Exhibit 1. Single-A Retail Curve
Net Cash Position Supported by Solid Free Cash Flow Generation
RL’s strong balance sheet is underscored by the company’s net cash position (excluding leases). RL ended the most recent quarter with $962 million of net cash, which we note has been relatively consistent throughout the pandemic. RL has been able to maintain the cash position as the company remained free cash flow (FCF) positive on an annual basis, even when stores were shuttered during the pandemic. Furthermore, RL’s FCF/sales in the most recent fiscal year (ended 4/2/22) was 8.83%, up over 260 bp from the year-ago period and only 45 bp shy of the 9.28% posted in fiscal 2019 (ended 3/31/19), despite increased costs associated with supply chain bottlenecks and energy prices. Management believes that the strong balance sheet and cash position provides them with flexibility as well as a competitive advantage when balancing both strategic investments in the business and opportunistic M&A transactions. We note that free cash flow was largely used to fund shareholder rewards this year without sacrificing the strength of the balance sheet.

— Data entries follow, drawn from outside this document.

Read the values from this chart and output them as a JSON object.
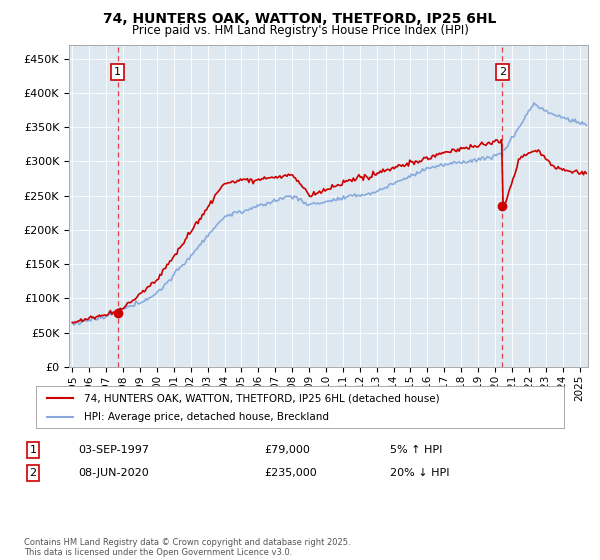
{
  "title": "74, HUNTERS OAK, WATTON, THETFORD, IP25 6HL",
  "subtitle": "Price paid vs. HM Land Registry's House Price Index (HPI)",
  "ylabel_ticks": [
    "£0",
    "£50K",
    "£100K",
    "£150K",
    "£200K",
    "£250K",
    "£300K",
    "£350K",
    "£400K",
    "£450K"
  ],
  "ytick_values": [
    0,
    50000,
    100000,
    150000,
    200000,
    250000,
    300000,
    350000,
    400000,
    450000
  ],
  "xlim_start": 1994.8,
  "xlim_end": 2025.5,
  "ylim": [
    0,
    470000
  ],
  "sale1_date": 1997.67,
  "sale1_price": 79000,
  "sale1_label": "1",
  "sale2_date": 2020.44,
  "sale2_price": 235000,
  "sale2_label": "2",
  "red_line_color": "#cc0000",
  "blue_line_color": "#88aadd",
  "dashed_line_color": "#dd4444",
  "dot_color": "#cc0000",
  "plot_bg_color": "#dde8f0",
  "legend1_text": "74, HUNTERS OAK, WATTON, THETFORD, IP25 6HL (detached house)",
  "legend2_text": "HPI: Average price, detached house, Breckland",
  "annotation1_date": "03-SEP-1997",
  "annotation1_price": "£79,000",
  "annotation1_hpi": "5% ↑ HPI",
  "annotation2_date": "08-JUN-2020",
  "annotation2_price": "£235,000",
  "annotation2_hpi": "20% ↓ HPI",
  "footer": "Contains HM Land Registry data © Crown copyright and database right 2025.\nThis data is licensed under the Open Government Licence v3.0.",
  "background_color": "#ffffff",
  "grid_color": "#ffffff"
}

Capital allocation priorities have not changed with management’s first priority remaining reinvesting to support its strategic initiatives.

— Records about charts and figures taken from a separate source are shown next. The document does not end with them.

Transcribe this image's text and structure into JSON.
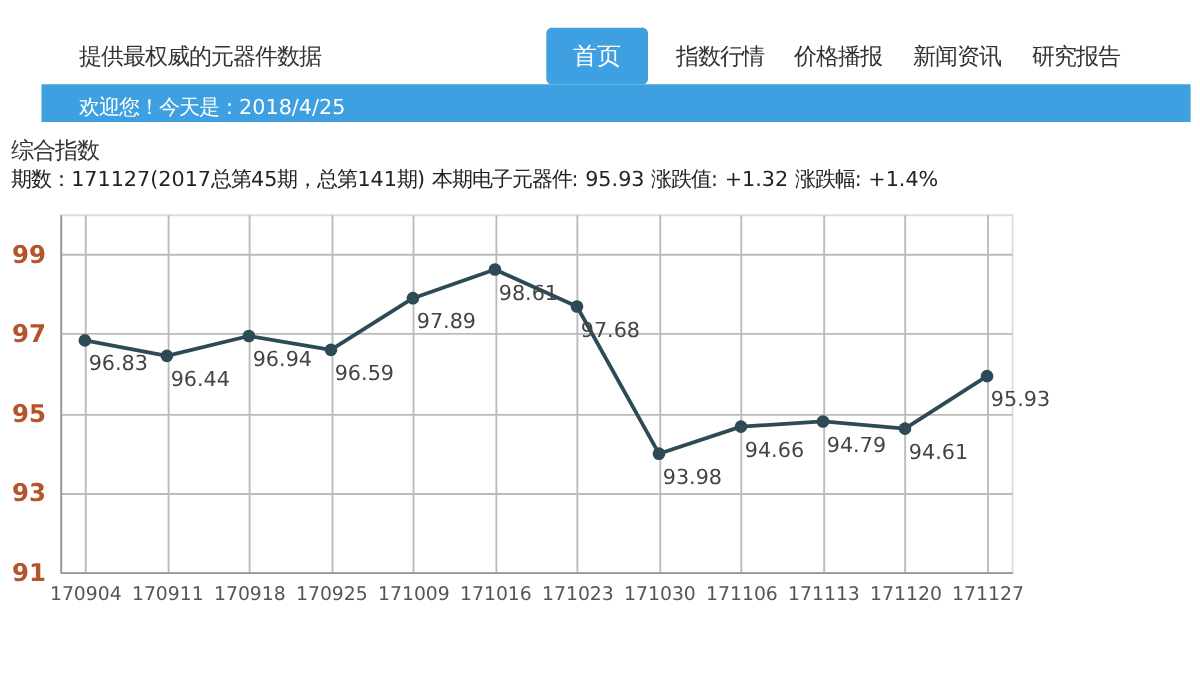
{
  "chart_data": {
    "type": "line",
    "title": "综合指数",
    "subtitle": "期数：171127(2017总第45期，总第141期) 本期电子元器件: 95.93  涨跌值: +1.32  涨跌幅: +1.4%",
    "annotations": [
      "提供最权威的元器件数据",
      "首页",
      "指数行情",
      "价格播报",
      "新闻资讯",
      "研究报告",
      "欢迎您！今天是：2018/4/25"
    ],
    "categories": [
      "170904",
      "170911",
      "170918",
      "170925",
      "171009",
      "171016",
      "171023",
      "171030",
      "171106",
      "171113",
      "171120",
      "171127"
    ],
    "series": [
      {
        "color": "#2e4a57",
        "values": [
          96.83,
          96.44,
          96.94,
          96.59,
          97.89,
          98.61,
          97.68,
          93.98,
          94.66,
          94.79,
          94.61,
          95.93
        ]
      }
    ],
    "ylim": [
      91,
      100
    ],
    "yticks": [
      91,
      93,
      95,
      97,
      99
    ],
    "grid": true,
    "marker": "circle",
    "line_style": "solid",
    "data_labels": true
  }
}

Exhibit 2. RL FCF/Sales (2019-2022)
Negative Outlooks Should be Revised to Stable
Both Moody’s and S&P maintain a negative outlook on RL’s current A3/A- ratings. We note that these negative outlooks were put in place during the height of the pandemic, when there was uncertainty surrounding lockdowns and how quickly the consumer would rebound. In June 2020, Moody’s both downgraded RL’s rating one notch and kept the outlook negative when the company issued $1.25 billion of notes to repay the outstanding balance under the credit facility ($475 million) as well as refinance its August 2020 maturity ($300 million). The additional proceeds were used enhance the company’s already “excellent liquidity” according to agency. S&P took a slightly different approach by placing the rating on CreditWatch Negative at the very start of the pandemic then affirming the rating with a negative outlook later in 2020. The rating was left on negative outlook after the spike in COVID cases in August 2021, but the agency noted that it could revise the outlook to stable if the company were to continue to strengthen operations while maintaining a conservative financial policy. Should the company repay its upcoming debt maturity ($500 million due 6/15/22), adjusted leverage will fall below 1.5x, a parameter that S&P has explicitly stated to revise the outlook to stable.

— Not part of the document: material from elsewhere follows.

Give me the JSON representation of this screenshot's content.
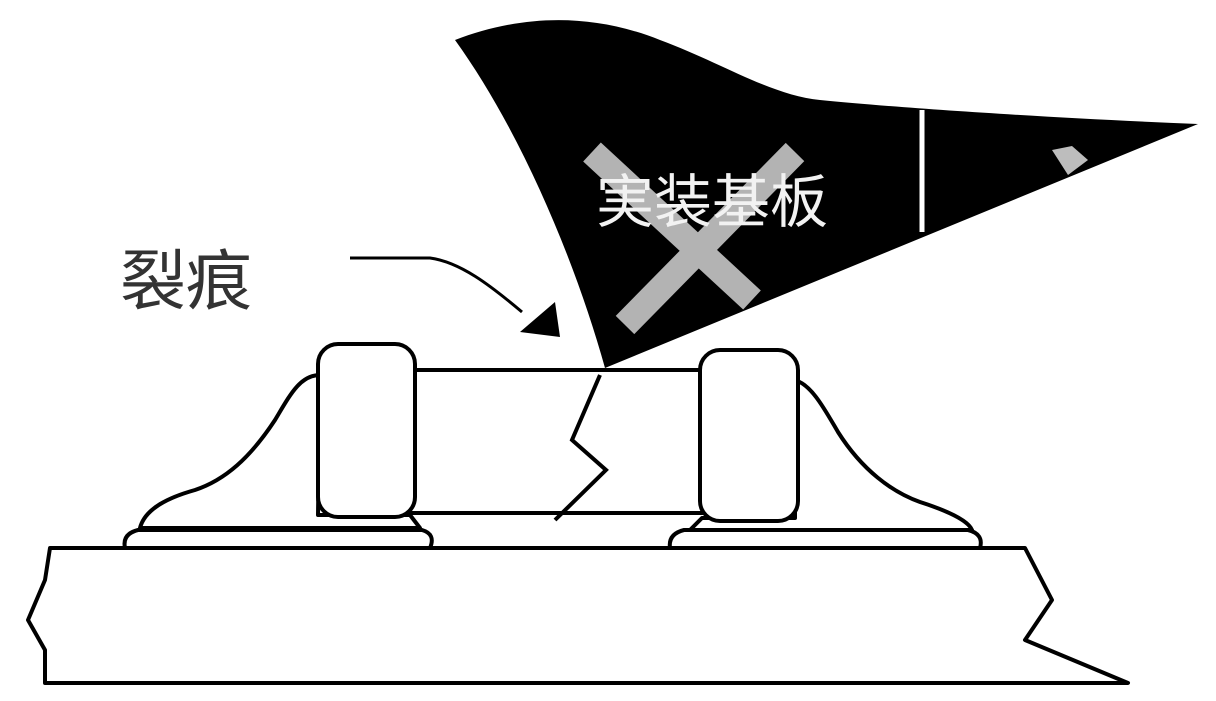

Issuing debt during the height of the pandemic was a common theme amongst retailers to shore up liquidity, as there was no way to know how long lockdowns would last and how long stores would be closed. However, any deterioration caused by the pandemic was short-lived as most retailers, including RL, witnessed a strong rebound. At that time, RL also received covenant relief through June 2022 when it amended its credit facility. RL also suspended its dividend and share repurchases which is consistent with the company’s historical conservative financial policies. Fiscal 2022 results have demonstrated that RL was able to navigate the disruptions caused by the pandemic and subsequent supply chain issues, as sales are back to pre-pandemic levels and the company’s adjusted EBITDA margin is roughly 700 bp higher than in fiscal 2019, when it posted an EBITDA margin of 15.4%.
Fiscal 2023 Guidance Bucks the Retail Trend
RL provided strong guidance for fiscal 2023 as it expects revenues (ex fx) to increase in the high-single digit area (~8%) relative to the year-ago period. We note that its revenue guidance is above consensus estimates of approximately 5.4%. Furthermore, RL believes they can achieve an operating margin in the 14.0%-14.5% range, which compares favorably to the 13.1% posted in fiscal 2022. Gross margin is expected to increase in the 30 bp-50 bp range, which demonstrates management’s ability to manage costs while executing price increases to offset inflation. Given the luxury nature of the brands, RL is likely to have an easier time increasing prices relative to discount retailers, as their customer tends to place a greater emphasis on quality over value. As such, management noted that average unit retail (AUR) was up 15% in fiscal 2022, which was on top of the strong 26% posted the year before, driven by its strong product offering and promotional discipline.